Bye and colleagues employed a new way to look at the thrombosis that accompanies COVID-19 infection.1 In this issue of Blood, they have identified that aberrant glycosylation of the anti-spike IgG leads to greater prothrombotic platelet activation via FcγRIIA.
Over the past 2 decades, the interplay among immunity, inflammation, hemostasis, and thrombosis has been more clearly appreciated. Advances in fundamental immunology have translated into improved understanding of the relationship of human thrombotic disorders and immune stimuli. This work by Bye and colleagues fits nicely into that tradition. Thrombosis related to COVID-19 is important and incompletely understood. It is clearly multifactorial, with alterations of endothelial cells and activation of leukocytes, platelets, and coagulation. Since the beginning of the pandemic, clinicians have recognized that critical pulmonary (acute respiratory distress syndrome with pulmonary vascular thrombosis) and systemic (deep vein thrombosis) manifestations of COVID-19 infection are often pronounced when adaptive immunity has begun. IgG is an important component of the adaptive response. Immunoglobulin (IgG) undergoes N-glycosylation of the heavy chain in the Fc region during biosynthesis (see figure). The nature of these sugars in circulating IgG has been well studied, consistent with fucose and galactose residues being regulated in a narrow range. New fundamental studies have identified reduced fucosylation and increased galactosylation status of the IgG in response to certain viral infections, including HIV and dengue, and indicate that it may be a generalizable feature of the early IgG response to enveloped viruses that bud from cells.2-4
Enter the human IgG response to the COVID-19 spike protein. Bye et al build on the data of reduced fucosylation and increased galactosylation of anti-SARS-CoV-2 IgG directed against the spike protein to pursue the prothrombotic effects on platelets. A recombinant antispike IgG (Cova1-18) cloned from a patient5 was modified to have usual glycosylation or low fucose (fuc) or high galactose (gal), or both. Only the low fuc/high gal IgG supported platelet accumulation over a von Willebrand factor (VWF)-coated surface in a flow chamber, at both venous and arterial shear rates. Bye et al decided to use the VWF-coated surface based on observations in vivo and ex vivo of high vWF on endothelial surfaces during COVID-19 infection. They show that prothrombotic platelet activation depends on interaction of the spike protein/Cova1-18 anti-SARS-CoV-2 IgG immune complex with FcγRIIa, the sole Fcγ receptor on human platelets that is capable of mediating immunity and thrombosis.6 Additional evidence includes blockade of FcγRIIA with the anti-FcγRIIA ligand-blocking antibody IV.3 and reduction in activation with inhibitors to known platelet-signaling components downstream of FcγRIIA (Syk, Btk, and P2Y12).

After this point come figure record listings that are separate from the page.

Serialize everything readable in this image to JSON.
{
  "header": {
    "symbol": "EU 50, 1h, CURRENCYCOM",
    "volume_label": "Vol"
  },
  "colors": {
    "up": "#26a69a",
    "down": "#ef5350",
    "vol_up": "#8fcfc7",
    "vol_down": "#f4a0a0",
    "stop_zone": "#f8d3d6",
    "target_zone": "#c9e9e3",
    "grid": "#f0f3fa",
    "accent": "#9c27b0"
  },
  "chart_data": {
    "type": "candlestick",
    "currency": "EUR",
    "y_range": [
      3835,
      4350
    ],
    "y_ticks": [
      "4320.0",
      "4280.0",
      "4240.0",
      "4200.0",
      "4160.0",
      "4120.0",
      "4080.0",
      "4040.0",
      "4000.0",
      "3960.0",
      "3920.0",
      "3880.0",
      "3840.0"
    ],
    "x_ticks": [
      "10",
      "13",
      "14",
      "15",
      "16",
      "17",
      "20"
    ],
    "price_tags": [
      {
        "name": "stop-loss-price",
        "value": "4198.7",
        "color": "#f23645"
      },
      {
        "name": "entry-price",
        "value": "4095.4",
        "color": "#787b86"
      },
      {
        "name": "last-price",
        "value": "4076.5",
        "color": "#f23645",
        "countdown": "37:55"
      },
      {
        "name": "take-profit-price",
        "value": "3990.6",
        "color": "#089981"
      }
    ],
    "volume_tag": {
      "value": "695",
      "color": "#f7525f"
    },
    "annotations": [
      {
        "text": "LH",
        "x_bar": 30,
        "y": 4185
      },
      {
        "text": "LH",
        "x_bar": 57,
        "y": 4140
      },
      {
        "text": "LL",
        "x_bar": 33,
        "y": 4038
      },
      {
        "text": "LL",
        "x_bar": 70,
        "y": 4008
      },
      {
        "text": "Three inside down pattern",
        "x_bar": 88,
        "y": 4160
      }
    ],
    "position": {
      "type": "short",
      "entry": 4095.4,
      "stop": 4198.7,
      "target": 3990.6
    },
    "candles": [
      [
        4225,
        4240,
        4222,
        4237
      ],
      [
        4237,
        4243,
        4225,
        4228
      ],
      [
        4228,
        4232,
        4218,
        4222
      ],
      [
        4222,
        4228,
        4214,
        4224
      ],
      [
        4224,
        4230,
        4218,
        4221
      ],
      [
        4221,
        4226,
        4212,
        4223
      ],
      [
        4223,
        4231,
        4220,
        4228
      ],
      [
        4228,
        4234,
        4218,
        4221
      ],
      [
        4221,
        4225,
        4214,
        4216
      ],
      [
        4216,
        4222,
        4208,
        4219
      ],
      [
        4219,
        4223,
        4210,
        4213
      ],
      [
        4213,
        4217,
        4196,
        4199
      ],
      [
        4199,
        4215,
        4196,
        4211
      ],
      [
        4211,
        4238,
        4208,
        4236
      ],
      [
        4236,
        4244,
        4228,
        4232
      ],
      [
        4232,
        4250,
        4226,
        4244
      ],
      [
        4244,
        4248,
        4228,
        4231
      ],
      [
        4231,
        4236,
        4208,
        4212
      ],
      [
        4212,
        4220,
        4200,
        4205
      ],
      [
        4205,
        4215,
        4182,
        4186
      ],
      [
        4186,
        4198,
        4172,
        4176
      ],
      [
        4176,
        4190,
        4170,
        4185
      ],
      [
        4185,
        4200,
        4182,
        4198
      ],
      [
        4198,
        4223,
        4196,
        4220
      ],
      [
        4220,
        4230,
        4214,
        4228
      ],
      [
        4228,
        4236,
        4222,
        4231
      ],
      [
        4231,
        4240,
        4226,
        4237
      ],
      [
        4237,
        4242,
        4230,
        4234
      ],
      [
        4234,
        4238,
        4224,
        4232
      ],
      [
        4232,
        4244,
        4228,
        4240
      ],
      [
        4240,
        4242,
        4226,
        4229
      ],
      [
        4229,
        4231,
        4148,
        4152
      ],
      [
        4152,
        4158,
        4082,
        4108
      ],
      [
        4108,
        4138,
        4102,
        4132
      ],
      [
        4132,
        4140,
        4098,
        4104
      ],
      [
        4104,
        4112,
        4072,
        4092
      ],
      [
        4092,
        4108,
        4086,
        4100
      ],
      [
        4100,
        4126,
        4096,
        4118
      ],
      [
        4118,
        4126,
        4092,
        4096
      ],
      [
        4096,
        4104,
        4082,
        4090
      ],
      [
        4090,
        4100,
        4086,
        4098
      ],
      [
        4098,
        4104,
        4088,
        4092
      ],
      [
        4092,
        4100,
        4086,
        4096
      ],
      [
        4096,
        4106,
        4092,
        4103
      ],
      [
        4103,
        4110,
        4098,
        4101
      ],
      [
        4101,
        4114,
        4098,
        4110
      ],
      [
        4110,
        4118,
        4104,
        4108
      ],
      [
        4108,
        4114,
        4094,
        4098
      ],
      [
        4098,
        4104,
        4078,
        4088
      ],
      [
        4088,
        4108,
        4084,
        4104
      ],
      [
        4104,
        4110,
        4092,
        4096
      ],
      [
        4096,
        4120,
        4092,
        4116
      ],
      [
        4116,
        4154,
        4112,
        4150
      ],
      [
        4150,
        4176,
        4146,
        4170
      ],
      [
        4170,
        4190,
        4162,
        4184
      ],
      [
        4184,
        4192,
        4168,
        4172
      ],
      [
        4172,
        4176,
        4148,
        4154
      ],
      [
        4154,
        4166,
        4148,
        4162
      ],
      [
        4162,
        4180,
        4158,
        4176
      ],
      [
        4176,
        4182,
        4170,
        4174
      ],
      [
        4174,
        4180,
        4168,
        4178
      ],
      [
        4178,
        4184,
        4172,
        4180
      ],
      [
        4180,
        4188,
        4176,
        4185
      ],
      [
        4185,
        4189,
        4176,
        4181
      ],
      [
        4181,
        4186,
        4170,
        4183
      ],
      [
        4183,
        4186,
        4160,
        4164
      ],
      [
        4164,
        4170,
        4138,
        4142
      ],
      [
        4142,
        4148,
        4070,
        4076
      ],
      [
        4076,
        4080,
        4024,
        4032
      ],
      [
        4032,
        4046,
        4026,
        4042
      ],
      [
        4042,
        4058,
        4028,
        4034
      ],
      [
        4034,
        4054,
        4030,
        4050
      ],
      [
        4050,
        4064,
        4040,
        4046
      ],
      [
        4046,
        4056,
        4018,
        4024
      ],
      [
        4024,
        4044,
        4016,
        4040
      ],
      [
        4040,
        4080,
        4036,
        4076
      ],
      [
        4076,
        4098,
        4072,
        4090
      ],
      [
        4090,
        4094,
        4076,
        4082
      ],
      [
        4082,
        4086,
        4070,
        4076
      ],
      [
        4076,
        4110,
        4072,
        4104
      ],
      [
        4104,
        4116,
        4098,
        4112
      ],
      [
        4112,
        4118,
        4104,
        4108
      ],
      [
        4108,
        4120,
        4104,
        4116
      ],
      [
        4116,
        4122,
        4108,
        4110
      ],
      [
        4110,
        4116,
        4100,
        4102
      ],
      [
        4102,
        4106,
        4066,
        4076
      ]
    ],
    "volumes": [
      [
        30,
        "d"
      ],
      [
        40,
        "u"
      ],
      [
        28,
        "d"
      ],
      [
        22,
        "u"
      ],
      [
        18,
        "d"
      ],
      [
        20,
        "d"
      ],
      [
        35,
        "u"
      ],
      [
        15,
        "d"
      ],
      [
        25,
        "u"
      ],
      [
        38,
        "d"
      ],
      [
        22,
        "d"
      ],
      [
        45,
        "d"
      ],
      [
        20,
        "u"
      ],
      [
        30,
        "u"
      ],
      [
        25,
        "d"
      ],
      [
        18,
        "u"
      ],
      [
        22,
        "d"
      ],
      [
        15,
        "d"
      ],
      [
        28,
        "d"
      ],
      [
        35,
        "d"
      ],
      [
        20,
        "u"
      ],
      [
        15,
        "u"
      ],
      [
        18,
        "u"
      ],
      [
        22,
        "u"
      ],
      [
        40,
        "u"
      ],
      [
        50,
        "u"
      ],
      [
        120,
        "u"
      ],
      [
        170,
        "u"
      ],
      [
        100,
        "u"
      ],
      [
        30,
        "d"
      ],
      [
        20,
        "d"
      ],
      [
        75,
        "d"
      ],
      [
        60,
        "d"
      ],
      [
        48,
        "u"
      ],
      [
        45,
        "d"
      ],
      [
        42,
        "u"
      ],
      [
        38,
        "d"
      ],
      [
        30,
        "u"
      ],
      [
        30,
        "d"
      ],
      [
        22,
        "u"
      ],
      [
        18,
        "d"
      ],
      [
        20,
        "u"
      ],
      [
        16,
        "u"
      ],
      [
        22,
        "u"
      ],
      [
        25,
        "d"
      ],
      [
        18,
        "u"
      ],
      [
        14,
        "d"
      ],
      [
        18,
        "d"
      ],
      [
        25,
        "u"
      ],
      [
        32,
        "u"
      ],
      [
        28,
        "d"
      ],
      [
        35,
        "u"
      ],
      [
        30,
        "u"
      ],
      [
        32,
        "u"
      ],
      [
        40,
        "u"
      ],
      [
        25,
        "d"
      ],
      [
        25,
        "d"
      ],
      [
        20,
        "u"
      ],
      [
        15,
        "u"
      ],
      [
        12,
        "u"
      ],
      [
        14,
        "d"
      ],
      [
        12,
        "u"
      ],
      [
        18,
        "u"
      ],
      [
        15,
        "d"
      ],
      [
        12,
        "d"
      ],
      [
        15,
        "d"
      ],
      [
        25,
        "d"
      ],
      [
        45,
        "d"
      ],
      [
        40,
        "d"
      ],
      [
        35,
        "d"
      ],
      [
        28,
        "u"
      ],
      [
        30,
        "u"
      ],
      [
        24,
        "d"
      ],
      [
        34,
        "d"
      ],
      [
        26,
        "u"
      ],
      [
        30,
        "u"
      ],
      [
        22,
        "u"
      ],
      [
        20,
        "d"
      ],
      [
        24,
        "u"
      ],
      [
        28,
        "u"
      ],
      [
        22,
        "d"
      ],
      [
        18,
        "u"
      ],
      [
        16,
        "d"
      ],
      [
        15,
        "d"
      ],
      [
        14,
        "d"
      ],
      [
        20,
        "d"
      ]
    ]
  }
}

Together with a related study of anti-SARS-CoV-2 IgG stimulation of alveolar macrophages,4 Bye et al show that both FcγRIIA and FcγRIIIA have increased avidity for the IgG Fc end that presents low-fuc/high-gal modifications. The result is increased effector functions, which in this case are prothrombotic. This paradigm is a new one for antibody-dependent inflammation contributing to prothrombotic effects (see figure). The new appreciation of the interactions of underfucosylated/overgalactosylated IgG with Fcγ receptors could advance the understanding and management of COVID-19, coagulopathies from other enveloped viruses, and other immune thrombotic thrombocytopenic disorders.
Conflict-of-interest disclosure: The author declares no competing financial interests.